NM – Durante as aulas nós fizemos algumas pesquisas na
internet, e lemos que o nome “Jornal da República” foi vendido para o Moreira
Salles. Como nem tudo o que está na rede é verdade, gostaríamos de saber se
essa informação é verdadeira.
MC – É verdadeira sim. Nós fizemos, digo nós, a equipe, teve
a sorte, a certa altura, por causa provavelmente de uma decisão estelar digna
de um filme do, por exemplo, Frank Capra (cineasta). Deus se encontrou com São
Pedro e decidiu resolver o nosso problema, porque subitamente apareceu em cena
o filho do Walter Moreira Salles, o Fernando Moreira Salles, que tinha
habilidades jornalísticas, tinha vontade de avançar nesse terreno e decidiu
comprar a revista “Isto É”, tapando o buraco do “Jornal da República”. Essa no
fundo foi a operação. Se eu fosse o Fernando Moreira Salles eu teria comprado o
“Jornal da República” para continuar a sustentá-lo, por que ali havia realmente
recursos para tanto. Mas ele não via serventia alguma no jornal e tinha
interesse na “Isto É”, que quatro anos depois ele entregou de mãos beijadas
para a “Gazeta Mercantil” e em 1988 a “Isto É” foi recomprada pelo Domingo
Alzugaray. No fundo essa foi a operação. Ele tapou o buraco do “Jornal da
Republica”, que era um buraco ponderável, grande, grande mesmo e com isso ficou
dono da “Isto É”.
NM – Atualmente que jornal no Brasil ou no mundo você acha
que seria parecido com o “Jornal da República”?
MC – Eu acho que o “Jornal da República” era o que podia
ser. Era perfeito, eu acho. Tinha suas falhas, sem dúvida, mas era um jornal
muito pobre, visivelmente pobre. Eu acho que no Brasil, a mídia em geral, não
falo só dos jornais diários, mas a mídia em geral, sem exclusão da Globo, é
ridícula. É absolutamente grotesca. É de péssima qualidade, muito mal escrita e
sobretudo é uma mídia a serviço do poder, porque ela é um dos rostos do poder.
Ela exprime as vontades, os interesses do poder, porque ela é poder, entende?
“O Globo”, “Estadão”, a “Folha de São Paulo”, a revista “Veja”, a “Editora
Abril”, tudo isso é poder no Brasil. Estão todos unidos contra os interesses
reais do país.
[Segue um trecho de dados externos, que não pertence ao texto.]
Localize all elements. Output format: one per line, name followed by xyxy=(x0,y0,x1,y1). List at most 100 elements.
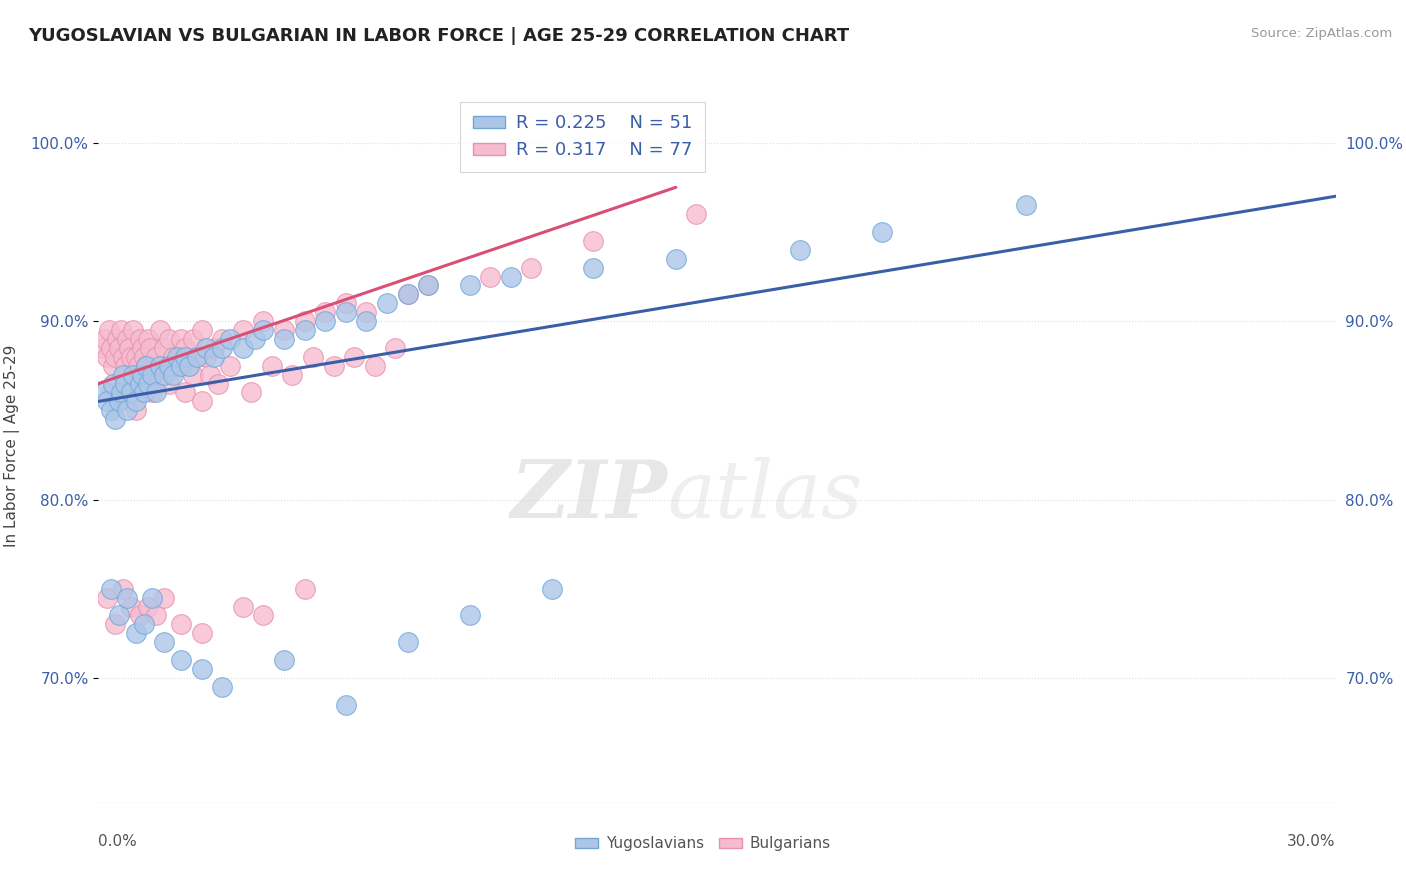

Então aqui não tem nada, aqui é um deserto, o “Deserto de Gobi”
(localizado na Mongólia e nordeste da China), que é um desertozinho em
comparação com o Saara. Não disse Saara, porque aí conferiria uma dimensão à
mídia brasileira que ela não merece. Mas, digamos, há muitos jornais bons mundo
afora, sobretudo na Europa. Excelentes jornais, enfim, mas jornais poderosos
que tenham recursos financeiros notabilíssimos, então qualquer comparação é
difícil com o “Jornal da República” que era um jornal de pobretões.
NM – graficamente você tem algum jornal preferido, algum
jornal que você acha que seja mais moderno?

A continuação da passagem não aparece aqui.